Digital von Martin Thaler

Knip gilt unter den InsurTech-Unternehmen als Marktführer. Doch mittlerweile hat der Online-Versicherungsbroker mit einbrechenden Downloadzahlen und dem Abgang zahlreicher Führungskräfte zu kämpfen.

Knip-Chef Dennis Just hat derzeit mit einbrechenden Downloadzahlen zu kämpfen.

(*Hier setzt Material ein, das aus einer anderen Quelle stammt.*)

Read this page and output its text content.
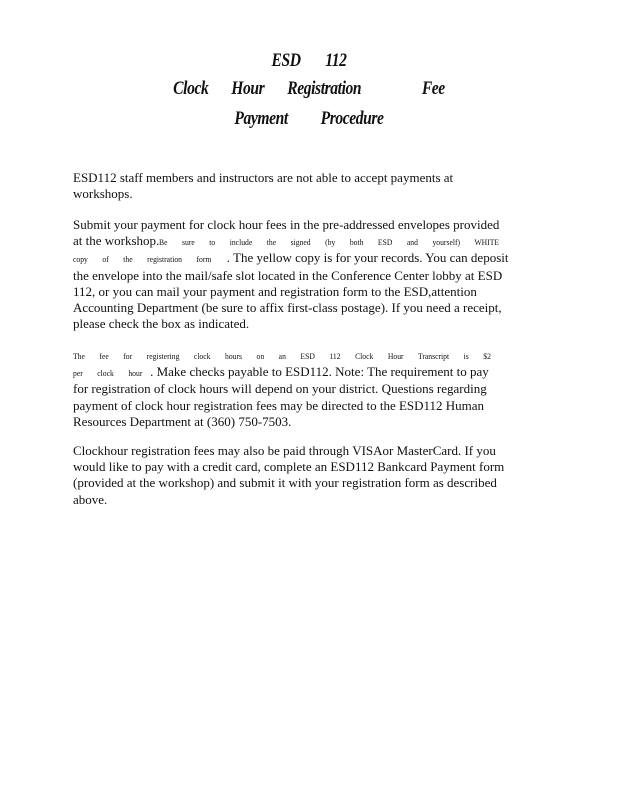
ESD 112
Clock Hour Registration	Fee
Payment Procedure
ESD112 staff members and instructors are not able to accept payments at
workshops.
Submit your payment for clock hour fees in the pre-addressed envelopes provided
at the workshop.Be sure to include the signed (by both ESD and yourself) WHITE
copy of the registration form . The yellow copy is for your records. You can deposit
the envelope into the mail/safe slot located in the Conference Center lobby at ESD
112, or you can mail your payment and registration form to the ESD,attention
Accounting Department (be sure to affix first-class postage). If you need a receipt,
please check the box as indicated.
The fee for registering clock hours on an ESD 112 Clock Hour Transcript is $2
per clock hour . Make checks payable to ESD112. Note: The requirement to pay
for registration of clock hours will depend on your district. Questions regarding
payment of clock hour registration fees may be directed to the ESD112 Human
Resources Department at (360) 750-7503.
Clockhour registration fees may also be paid through VISAor MasterCard. If you
would like to pay with a credit card, complete an ESD112 Bankcard Payment form
(provided at the workshop) and submit it with your registration form as described
above.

Knip-Chef Dennis Just hat derzeit mit einbrechenden Downloadzahlen zu kämpfen. Foto: Knip

Steht der Online-Versicherungsbroker vor schweren Zeiten? Das legt zumindest eine Bericht der Schweizer Handelszeitung nahe. Das InsurTech-Unternehmen, das zuletzt mit einer sogenannten Pokemon-Versicherung einen echten Marketing-Coup hinlegte, hat dem Bericht zufolge mit dem Abgang zahlreicher Führungskräfte sowie stark sinkenden Downloadzahlen zu kämpfen. Um bis zu 90 Prozent seien diese in Deutschland sowie in der Schweiz in den vergangenen Monaten eingebrochen, heißt es in dem Bericht.  

Auf die schlechten Download-Zahlen angesprochen äußerte sich das 2013 von Dennis Just und Christina Kehl gegründete Unternehmen folgendermaßen: Versicherungen würden „von September bis November verkauft“, hieß es – und Apps würden sich „am besten von Oktober bis März“ vermarkten lassen. Im März dieses Jahres hatte das StartUp erklärt, dass seine Versicherungs-App bisher 400.000-mal heruntergeladen worden sei.

Auch zum Abgang der Führungskräfte bezog Knip Stellung. So hatten im Februar der Produktechef, im Mai der Art Director, im Juni der Marketingchef und im Juli der Strategiechef das Unternehmen verlassen. Das Unternehmen erklärte, dass man derzeit „Effizienz und Automatisierung“ steigere und darum tendenziell „immer weniger Manpower“ brauche, um die Kunden „exzellent zu beraten“.